María se le acerca, venciendo la repugnancia que despierta en ella el aspecto del apóstol, y le dice:
-Judas, desgraciado hijo, ¿qué haces? ¿No piensas en Dios? ¿En tu alma? ¿En tu madre? ¿Qué haces, Judas? ¿Por qué
quieres ser pecador? ¡Mírame, Judas! No tienes derecho a matar tu alma… – y lo toca, tratando de tomarle una mano.
-Déjame tranquilo. A1 fin y al cabo soy un hombre. Y… y soy libre de hacer lo que todos hacen.

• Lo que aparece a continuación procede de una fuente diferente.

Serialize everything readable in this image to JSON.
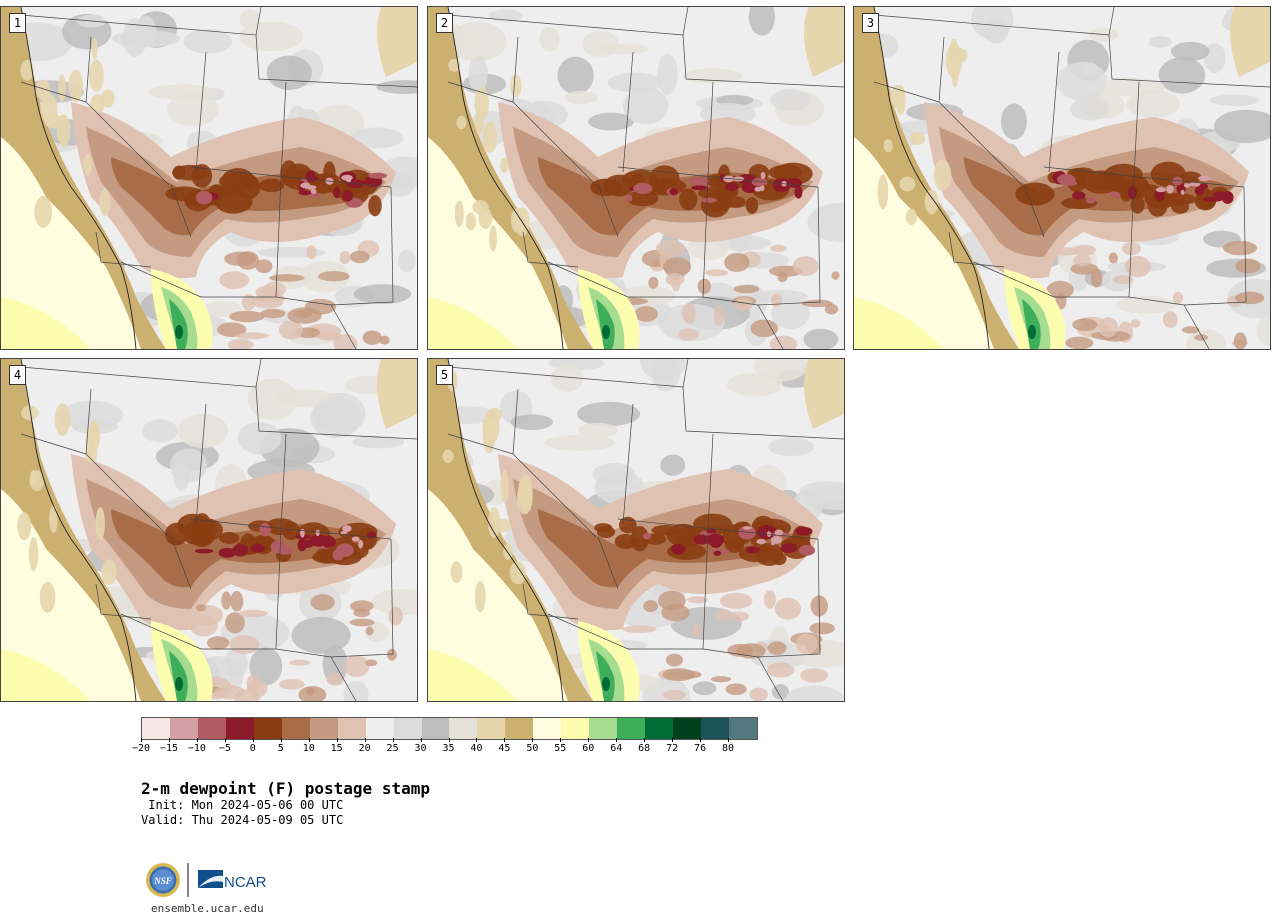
{
  "panels": [
    {
      "label": "1",
      "seed": 11
    },
    {
      "label": "2",
      "seed": 23
    },
    {
      "label": "3",
      "seed": 37
    },
    {
      "label": "4",
      "seed": 41
    },
    {
      "label": "5",
      "seed": 53
    }
  ],
  "colorbar": {
    "colors": [
      "#f7e8e8",
      "#d4a0a4",
      "#b05c62",
      "#8c1a28",
      "#8a3d12",
      "#a86c48",
      "#c49a80",
      "#dfc2b2",
      "#eeeeee",
      "#dcdcdc",
      "#bdbdbd",
      "#e4e2d8",
      "#e6d6ae",
      "#ccb070",
      "#fffde0",
      "#fdfdb0",
      "#a6dc90",
      "#3fae5a",
      "#006b34",
      "#00401c",
      "#1a5258",
      "#53797e"
    ],
    "ticks": [
      "−20",
      "−15",
      "−10",
      "−5",
      "0",
      "5",
      "10",
      "15",
      "20",
      "25",
      "30",
      "35",
      "40",
      "45",
      "50",
      "55",
      "60",
      "64",
      "68",
      "72",
      "76",
      "80"
    ]
  },
  "title": {
    "main": "2-m dewpoint (F) postage stamp",
    "init": " Init: Mon 2024-05-06 00 UTC",
    "valid": "Valid: Thu 2024-05-09 05 UTC"
  },
  "logo": {
    "nsf": "NSF",
    "ncar": "NCAR"
  },
  "site": "ensemble.ucar.edu"
}
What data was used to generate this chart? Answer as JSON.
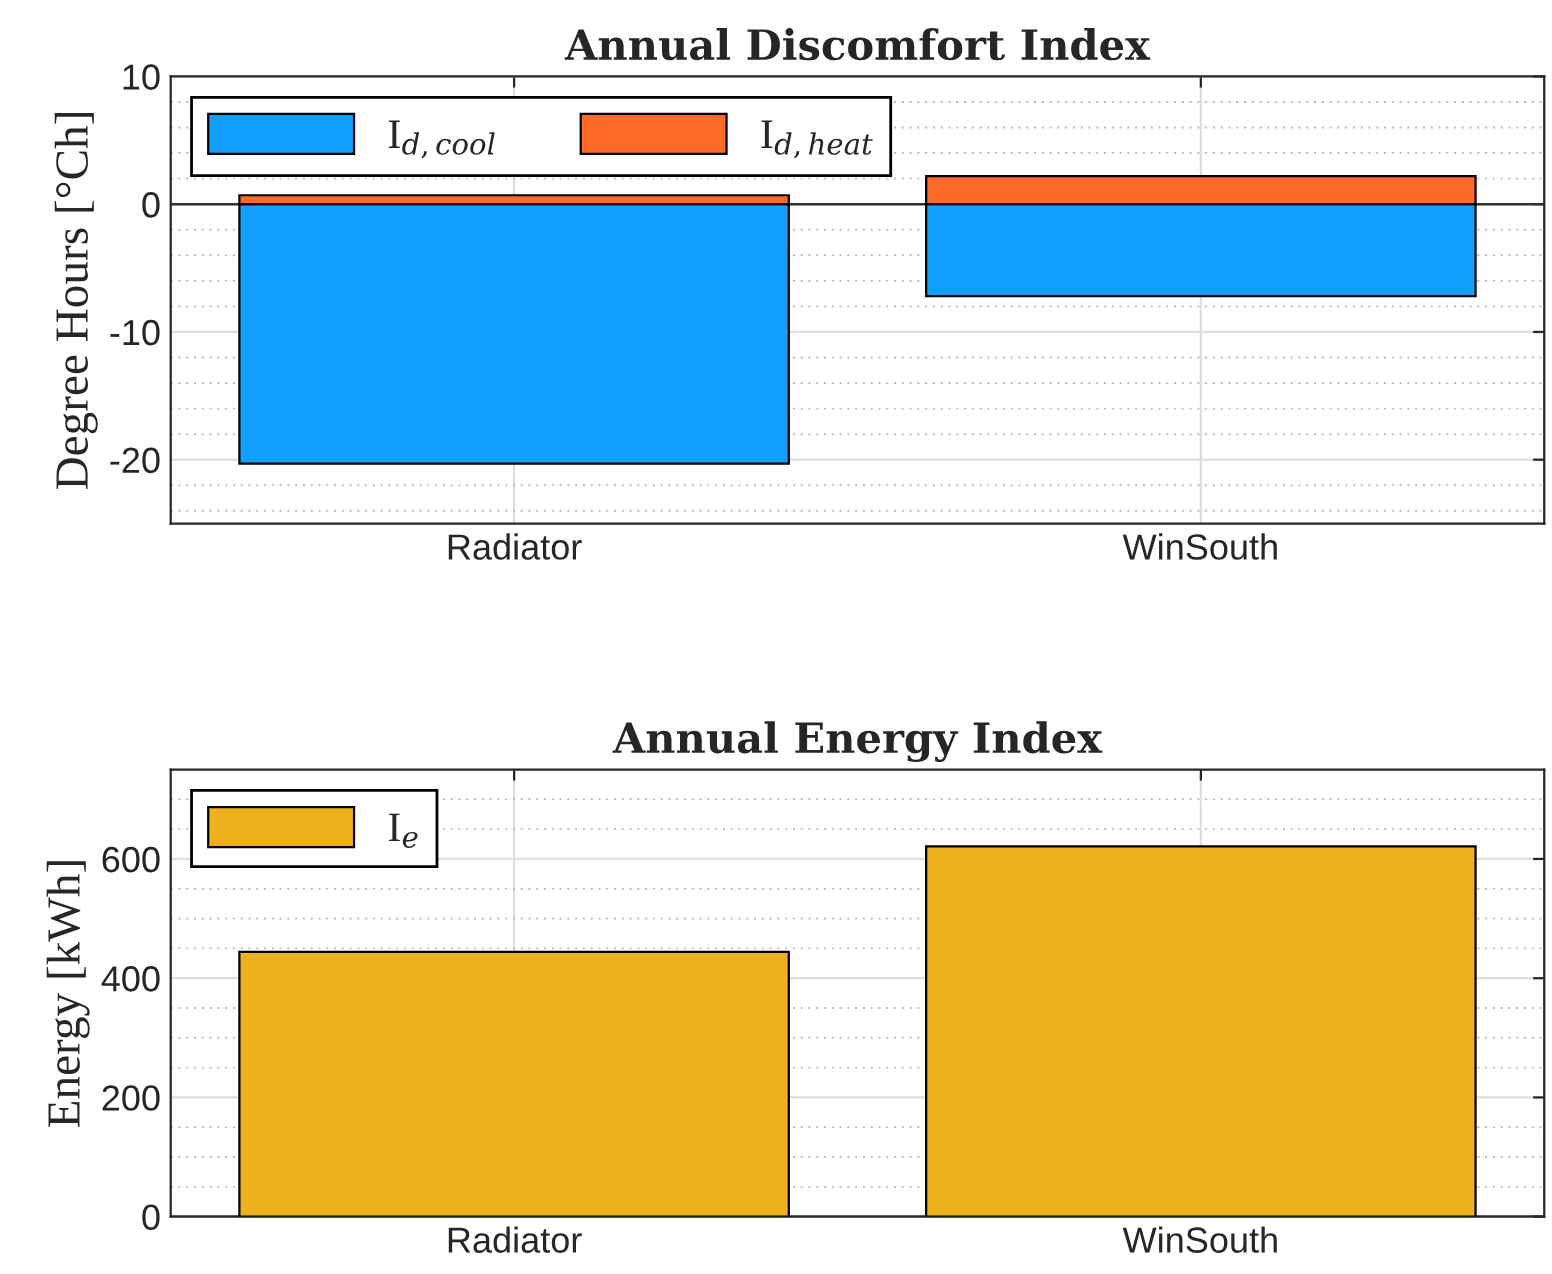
{
  "chart_data": [
    {
      "type": "bar",
      "title": "Annual Discomfort Index",
      "ylabel": "Degree Hours [°Ch]",
      "categories": [
        "Radiator",
        "WinSouth"
      ],
      "stacked": true,
      "series": [
        {
          "name": "I$_{d,cool}$",
          "color": "#139fff",
          "values": [
            -20.3,
            -7.2
          ]
        },
        {
          "name": "I$_{d,heat}$",
          "color": "#ff6929",
          "values": [
            0.7,
            2.2
          ]
        }
      ],
      "ylim": [
        -25,
        10
      ],
      "yticks": [
        -20,
        -10,
        0,
        10
      ],
      "grid": true,
      "legend": "top left"
    },
    {
      "type": "bar",
      "title": "Annual Energy Index",
      "ylabel": "Energy [kWh]",
      "categories": [
        "Radiator",
        "WinSouth"
      ],
      "series": [
        {
          "name": "I$_{e}$",
          "color": "#edb120",
          "values": [
            444,
            621
          ]
        }
      ],
      "ylim": [
        0,
        750
      ],
      "yticks": [
        0,
        200,
        400,
        600
      ],
      "grid": true,
      "legend": "top left"
    }
  ]
}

Dile a Él, que te manda
para espiarme, que no soy todavía todo espíritu, y que soy joven.
-No eres libre de destruirte. ¡Judas, ten piedad de ti mismo!… Actuando así no serás nunca un espíritu santo… Judas… Él no me ha mandado para espiarte. Él ora por ti, sólo eso, y yo con Él. En nombre de tu madre…
-Déjame tranquilo – dice Judas con descortesía. Y luego, quizás sintiéndose ruin, corrige: «No merezco tu piedad… Adiós…» y huye…
-¡Qué demonio!… Se lo voy a decir a Jesús – exclama María de Alfeo. ¡Tiene razón mi Judas!
-Tú no dirás nada a nadie. Orarás por él, eso sí…
-¿Lloras? ¿Lloras por él? ¡Oh!…
-Lloro… Me sentía feliz de haber salvado a Áurea… Ahora lloro porque Judas es pecador. Pero a Jesús, que está muy afligido, le llevaremos sólo la noticia hermosa. Y le arrebataremos, con penitencias y oraciones, el pecador a Satanás… ¡Como si fuera hijo nuestro, María! ¡Como si fuera hijo nuestro!… Tú también eres madre, y sabes… Por esa madre infeliz, por esta alma pecadora, por nuestro Jesús…
-Sí, oraré… Pero no creo que él lo merezca…
-¡María! No digas eso…
-No lo digo. Pero… es así. ¿No vamos a casa de Juana?